After being together for 38 years, Marg and Roy were married earlier this month in the small chapel at Mary Potter Hospice. As Marg walked down the Inpatient Unit on the arm of her honorary mother Phyllis, the staff of the Hospice lined up to applaud and support. “It was such a kindness. It made me feel like a million dollars,” says Marg.

Marg and Roy got married at the Inpatient Unit at Mary Potter Hospice

Marg had put off getting married. Unbeknown to Roy she had once had her palm read as a child and was told she would live a long life, but have a short marriage. She remembered that and when she met Roy she ‘fell deeply in love with him”. They got engaged, but never married.

But after Roy came to Mary Potter Hospice, Marg was driving home one day and decided that now was the time.
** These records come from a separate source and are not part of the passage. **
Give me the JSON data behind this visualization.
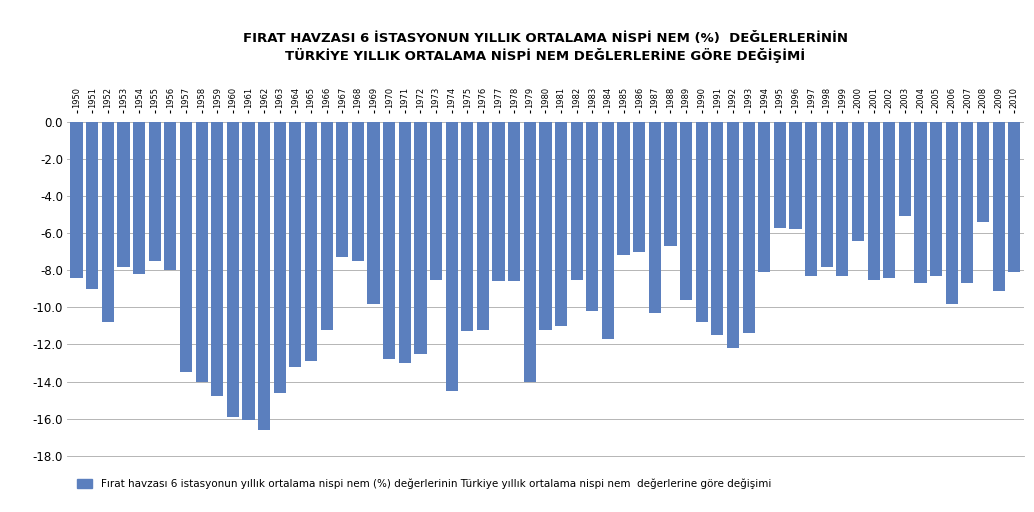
{
  "title": "FIRAT HAVZASI 6 İSTASYONUN YILLIK ORTALAMA NİSPİ NEM (%)  DEĞLERLERİNİN\nTÜRKİYE YILLIK ORTALAMA NİSPİ NEM DEĞLERLERİNE GÖRE DEĞİŞİMİ",
  "legend_label": "Fırat havzası 6 istasyonun yıllık ortalama nispi nem (%) değerlerinin Türkiye yıllık ortalama nispi nem  değerlerine göre değişimi",
  "bar_color": "#5B7FBE",
  "background_color": "#FFFFFF",
  "ylim": [
    -18.0,
    0.5
  ],
  "yticks": [
    0.0,
    -2.0,
    -4.0,
    -6.0,
    -8.0,
    -10.0,
    -12.0,
    -14.0,
    -16.0,
    -18.0
  ],
  "years": [
    1950,
    1951,
    1952,
    1953,
    1954,
    1955,
    1956,
    1957,
    1958,
    1959,
    1960,
    1961,
    1962,
    1963,
    1964,
    1965,
    1966,
    1967,
    1968,
    1969,
    1970,
    1971,
    1972,
    1973,
    1974,
    1975,
    1976,
    1977,
    1978,
    1979,
    1980,
    1981,
    1982,
    1983,
    1984,
    1985,
    1986,
    1987,
    1988,
    1989,
    1990,
    1991,
    1992,
    1993,
    1994,
    1995,
    1996,
    1997,
    1998,
    1999,
    2000,
    2001,
    2002,
    2003,
    2004,
    2005,
    2006,
    2007,
    2008,
    2009,
    2010
  ],
  "values": [
    -8.4,
    -9.0,
    -10.8,
    -7.8,
    -8.2,
    -7.5,
    -8.0,
    -13.5,
    -14.0,
    -14.8,
    -15.9,
    -16.1,
    -16.6,
    -14.6,
    -13.2,
    -12.9,
    -11.2,
    -7.3,
    -7.5,
    -9.8,
    -12.8,
    -13.0,
    -12.5,
    -8.5,
    -14.5,
    -11.3,
    -11.2,
    -8.6,
    -8.6,
    -14.0,
    -11.2,
    -11.0,
    -8.5,
    -10.2,
    -11.7,
    -7.2,
    -7.0,
    -10.3,
    -6.7,
    -9.6,
    -10.8,
    -11.5,
    -12.2,
    -11.4,
    -8.1,
    -5.7,
    -5.8,
    -8.3,
    -7.8,
    -8.3,
    -6.4,
    -8.5,
    -8.4,
    -5.1,
    -8.7,
    -8.3,
    -9.8,
    -8.7,
    -5.4,
    -9.1,
    -8.1
  ],
  "title_fontsize": 9.5,
  "tick_fontsize": 6.0,
  "ytick_fontsize": 8.5,
  "legend_fontsize": 7.5
}
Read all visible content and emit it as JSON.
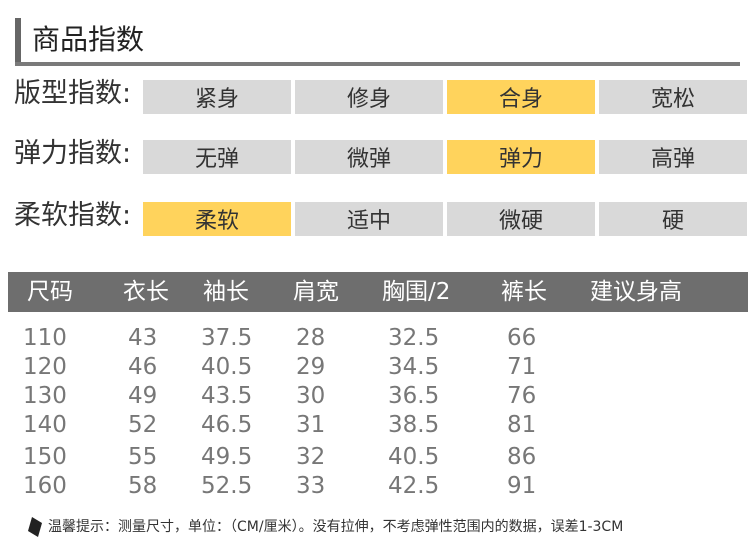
{
  "header": {
    "title": "商品指数"
  },
  "indices": [
    {
      "label": "版型指数:",
      "options": [
        "紧身",
        "修身",
        "合身",
        "宽松"
      ],
      "selected": "合身"
    },
    {
      "label": "弹力指数:",
      "options": [
        "无弹",
        "微弹",
        "弹力",
        "高弹"
      ],
      "selected": "弹力"
    },
    {
      "label": "柔软指数:",
      "options": [
        "柔软",
        "适中",
        "微硬",
        "硬"
      ],
      "selected": "柔软"
    }
  ],
  "colors": {
    "highlight": "#ffd35c",
    "cell": "#d9d9d9",
    "header_bg": "#6e6e6e",
    "title_line": "#7a7a7a"
  },
  "size_table": {
    "headers": [
      "尺码",
      "衣长",
      "袖长",
      "肩宽",
      "胸围/2",
      "裤长",
      "建议身高"
    ],
    "rows": [
      [
        "110",
        "43",
        "37.5",
        "28",
        "32.5",
        "66",
        ""
      ],
      [
        "120",
        "46",
        "40.5",
        "29",
        "34.5",
        "71",
        ""
      ],
      [
        "130",
        "49",
        "43.5",
        "30",
        "36.5",
        "76",
        ""
      ],
      [
        "140",
        "52",
        "46.5",
        "31",
        "38.5",
        "81",
        ""
      ],
      [
        "150",
        "55",
        "49.5",
        "32",
        "40.5",
        "86",
        ""
      ],
      [
        "160",
        "58",
        "52.5",
        "33",
        "42.5",
        "91",
        ""
      ]
    ]
  },
  "note": {
    "icon": "pencil-icon",
    "text": "温馨提示：测量尺寸，单位：（CM/厘米）。没有拉伸，不考虑弹性范围内的数据，误差1-3CM"
  }
}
She rang Roy and asked him to marry her. “I flashed back yes as quick as I could,” said Roy.

In three days the rings, the marriage certificate, the celebrant and the cake were organised. “Everyone was so helpful. They did the marriage certificate so quickly. I couldn’t get a ring to fit Roy’s finger so Polygon reforged it for us. Everything else just fell into place.” Their dog Lukas was the ringbearer.
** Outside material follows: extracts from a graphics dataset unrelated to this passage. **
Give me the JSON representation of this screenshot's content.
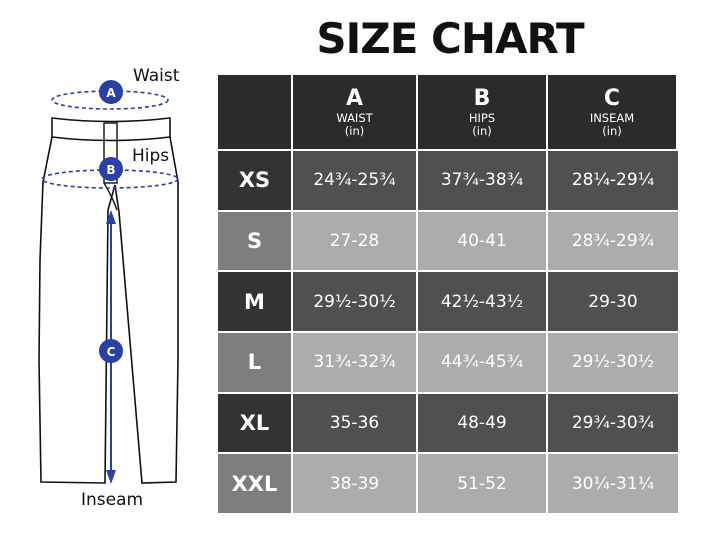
{
  "title": "SIZE CHART",
  "diagram": {
    "waist_label": "Waist",
    "hips_label": "Hips",
    "inseam_label": "Inseam",
    "markers": [
      "A",
      "B",
      "C"
    ],
    "marker_color": "#2b3fa8"
  },
  "columns": [
    {
      "letter": "",
      "name": "",
      "unit": ""
    },
    {
      "letter": "A",
      "name": "WAIST",
      "unit": "(in)"
    },
    {
      "letter": "B",
      "name": "HIPS",
      "unit": "(in)"
    },
    {
      "letter": "C",
      "name": "INSEAM",
      "unit": "(in)"
    }
  ],
  "rows": [
    {
      "size": "XS",
      "waist": "24¾-25¾",
      "hips": "37¾-38¾",
      "inseam": "28¼-29¼"
    },
    {
      "size": "S",
      "waist": "27-28",
      "hips": "40-41",
      "inseam": "28¾-29¾"
    },
    {
      "size": "M",
      "waist": "29½-30½",
      "hips": "42½-43½",
      "inseam": "29-30"
    },
    {
      "size": "L",
      "waist": "31¾-32¾",
      "hips": "44¾-45¾",
      "inseam": "29½-30½"
    },
    {
      "size": "XL",
      "waist": "35-36",
      "hips": "48-49",
      "inseam": "29¾-30¾"
    },
    {
      "size": "XXL",
      "waist": "38-39",
      "hips": "51-52",
      "inseam": "30¼-31¼"
    }
  ]
}
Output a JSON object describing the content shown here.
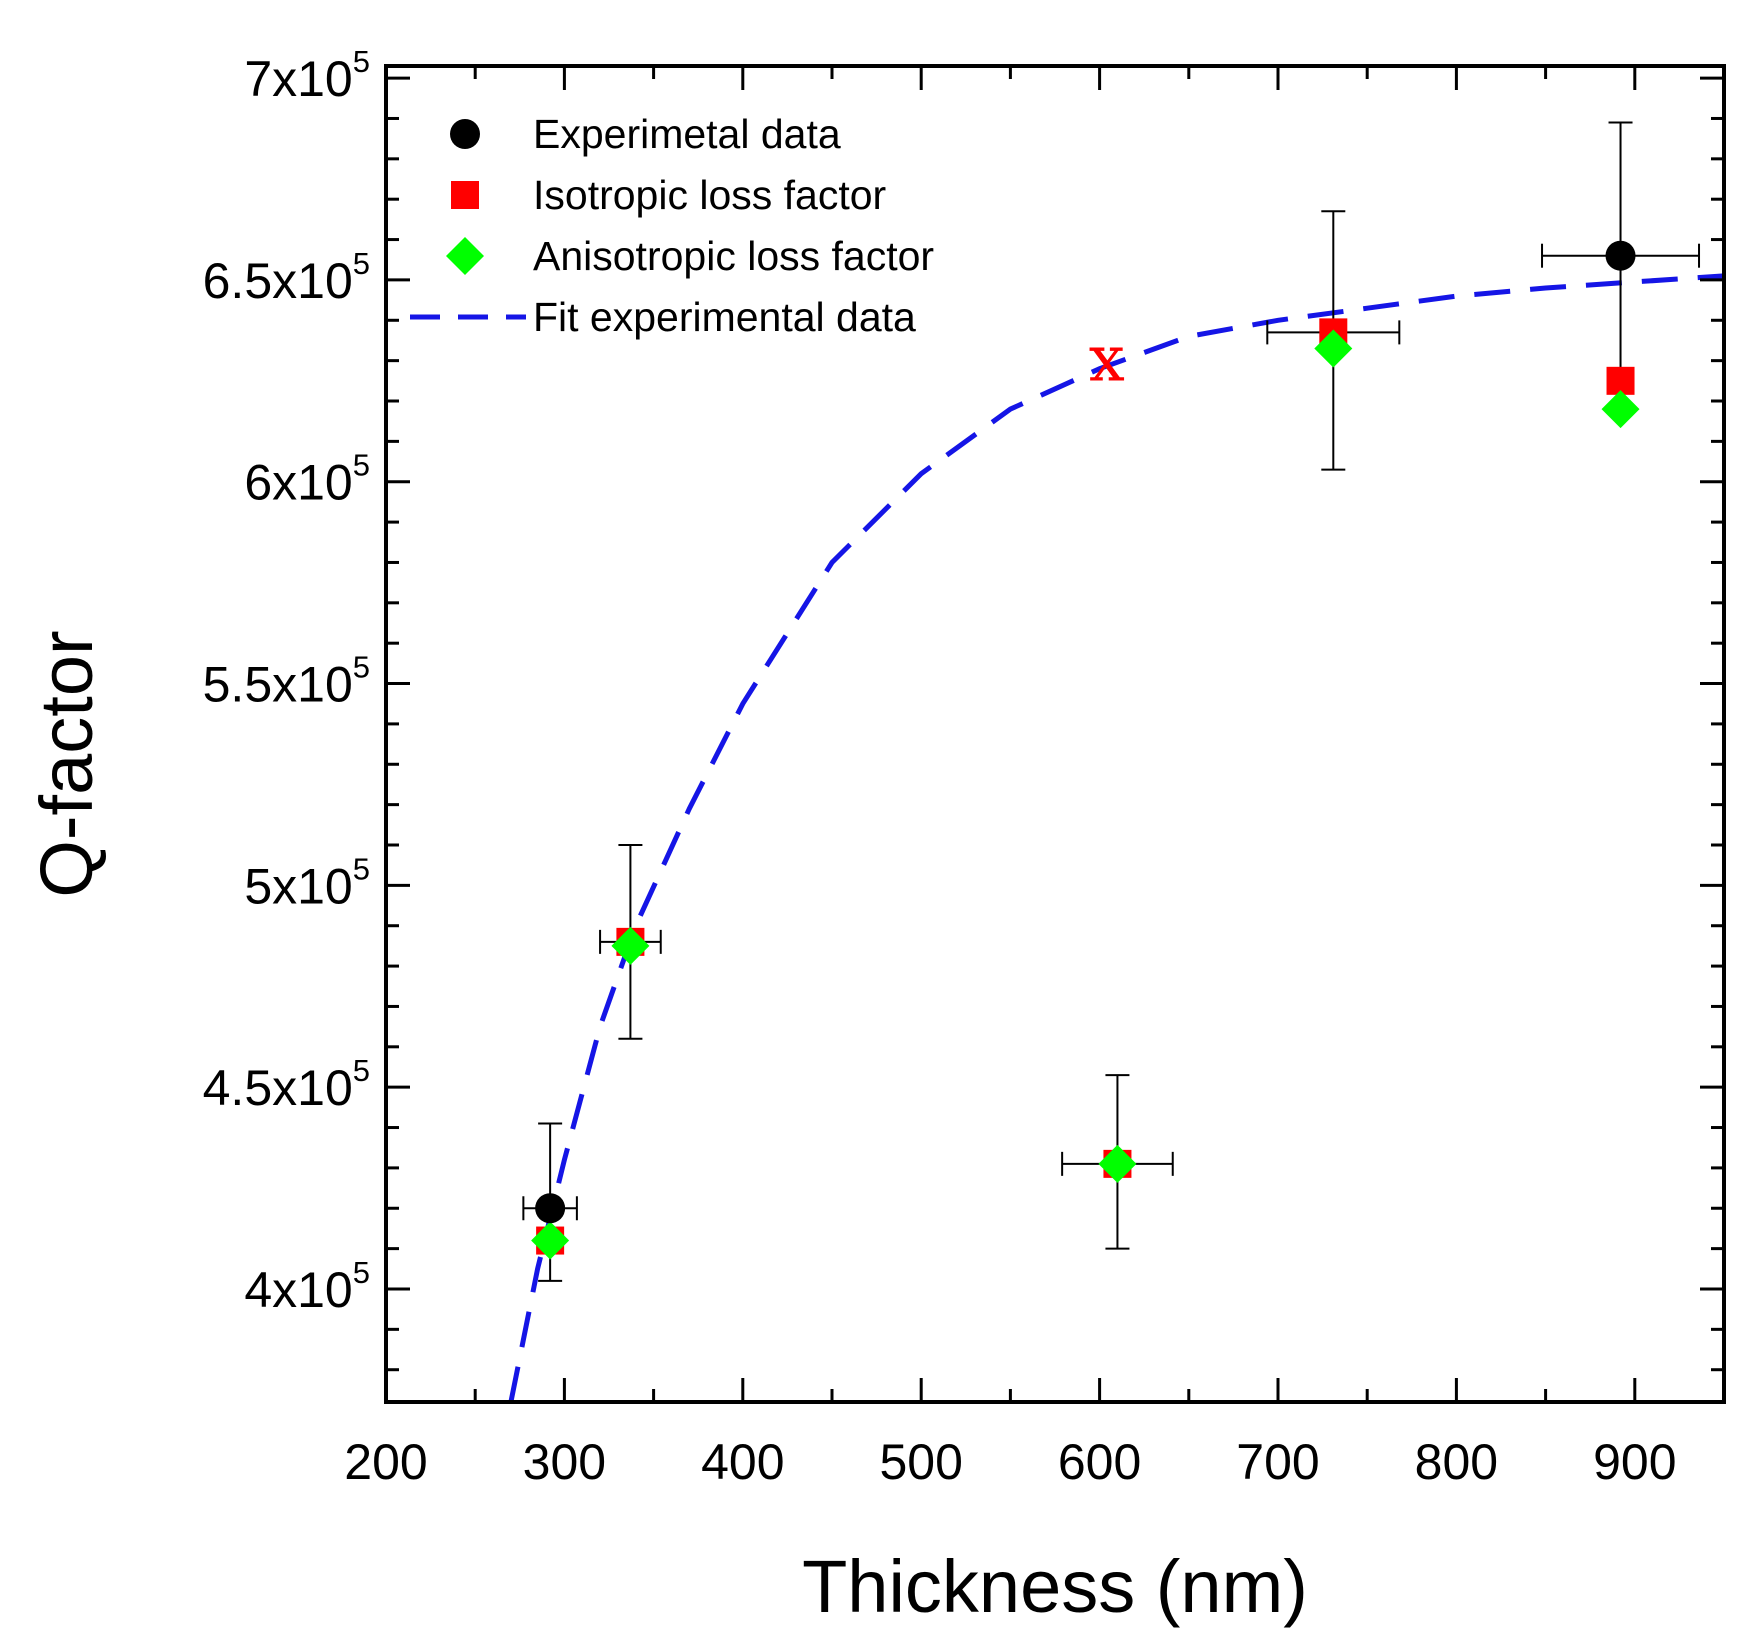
{
  "chart_data": {
    "type": "scatter",
    "xlabel": "Thickness (nm)",
    "ylabel": "Q-factor",
    "xlim": [
      200,
      950
    ],
    "ylim": [
      372000,
      703000
    ],
    "x_ticks": [
      {
        "value": 200,
        "label": "200"
      },
      {
        "value": 300,
        "label": "300"
      },
      {
        "value": 400,
        "label": "400"
      },
      {
        "value": 500,
        "label": "500"
      },
      {
        "value": 600,
        "label": "600"
      },
      {
        "value": 700,
        "label": "700"
      },
      {
        "value": 800,
        "label": "800"
      },
      {
        "value": 900,
        "label": "900"
      }
    ],
    "y_ticks": [
      {
        "value": 400000,
        "mantissa": "4x10",
        "exp": "5"
      },
      {
        "value": 450000,
        "mantissa": "4.5x10",
        "exp": "5"
      },
      {
        "value": 500000,
        "mantissa": "5x10",
        "exp": "5"
      },
      {
        "value": 550000,
        "mantissa": "5.5x10",
        "exp": "5"
      },
      {
        "value": 600000,
        "mantissa": "6x10",
        "exp": "5"
      },
      {
        "value": 650000,
        "mantissa": "6.5x10",
        "exp": "5"
      },
      {
        "value": 700000,
        "mantissa": "7x10",
        "exp": "5"
      }
    ],
    "series": [
      {
        "name": "Experimetal data",
        "marker": "circle",
        "color": "#000000",
        "points": [
          {
            "x": 292,
            "y": 420000
          },
          {
            "x": 892,
            "y": 656000
          }
        ]
      },
      {
        "name": "Isotropic loss factor",
        "marker": "square",
        "color": "#ff0000",
        "points": [
          {
            "x": 292,
            "y": 412000
          },
          {
            "x": 337,
            "y": 486000
          },
          {
            "x": 610,
            "y": 431000
          },
          {
            "x": 731,
            "y": 637000
          },
          {
            "x": 892,
            "y": 625000
          }
        ]
      },
      {
        "name": "Anisotropic loss factor",
        "marker": "diamond",
        "color": "#00ff00",
        "points": [
          {
            "x": 292,
            "y": 412000
          },
          {
            "x": 337,
            "y": 485000
          },
          {
            "x": 610,
            "y": 431000
          },
          {
            "x": 731,
            "y": 633000
          },
          {
            "x": 892,
            "y": 618000
          }
        ]
      },
      {
        "name": "Fit experimental data",
        "marker": "dashed-line",
        "color": "#1515e6",
        "points": [
          {
            "x": 270,
            "y": 372000
          },
          {
            "x": 285,
            "y": 405000
          },
          {
            "x": 300,
            "y": 432000
          },
          {
            "x": 320,
            "y": 465000
          },
          {
            "x": 340,
            "y": 490000
          },
          {
            "x": 370,
            "y": 519000
          },
          {
            "x": 400,
            "y": 545000
          },
          {
            "x": 450,
            "y": 580000
          },
          {
            "x": 500,
            "y": 602000
          },
          {
            "x": 550,
            "y": 618000
          },
          {
            "x": 600,
            "y": 628000
          },
          {
            "x": 650,
            "y": 636000
          },
          {
            "x": 700,
            "y": 640000
          },
          {
            "x": 750,
            "y": 643000
          },
          {
            "x": 800,
            "y": 646000
          },
          {
            "x": 850,
            "y": 648000
          },
          {
            "x": 900,
            "y": 649500
          },
          {
            "x": 950,
            "y": 651000
          }
        ]
      }
    ],
    "error_bars": [
      {
        "x": 292,
        "y": 420000,
        "xerr": 15,
        "yerr_low": 402000,
        "yerr_high": 441000
      },
      {
        "x": 337,
        "y": 486000,
        "xerr": 17,
        "yerr_low": 462000,
        "yerr_high": 510000
      },
      {
        "x": 610,
        "y": 431000,
        "xerr": 31,
        "yerr_low": 410000,
        "yerr_high": 453000
      },
      {
        "x": 731,
        "y": 637000,
        "xerr": 37,
        "yerr_low": 603000,
        "yerr_high": 667000
      },
      {
        "x": 892,
        "y": 656000,
        "xerr": 44,
        "yerr_low": 625000,
        "yerr_high": 689000
      }
    ],
    "annotations": [
      {
        "text": "x",
        "x": 604,
        "y": 631000,
        "color": "#ff0000"
      }
    ],
    "legend_placement": "top-left"
  }
}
Roy said since he came to Mary Potter Hospice he has been feeling so good.

“When I told the hospital that I didn’t want any more treatment, they said the Hospice would be the next step. They said that it’s not like a hospital there, it’s more like a hotel. Well, I can tell you it’s more like a grand hotel,” said Roy.

He loves the large bath, with the special hoist to get him in and out safely. “The music, the candles, the lighting, and the jets of hot water, it feels so good.”

“It’s made a very difficult time a lot easier and taken the fear out of it,” said Marg. She has been staying with Roy in a bed right next to his while he’s at the Hospice.

Roy will be well-known to many in Wellington. He loved horses and set up a horse trekking business in Ohariu Valley in the 1960s. In the early 1970s, along with four friends, he built and ran for 10 years the Ohariu Valley Country Club which opened its doors in 1973 to private members. He has written a book, ‘A Long Ride from Johnsonville,’ which tells his story and will be published soon.

“Being at Mary Potter has been beyond belief. It’s Wellington’s best kept secret. Everything is good about the place. The staff, the food, everything,” said Roy.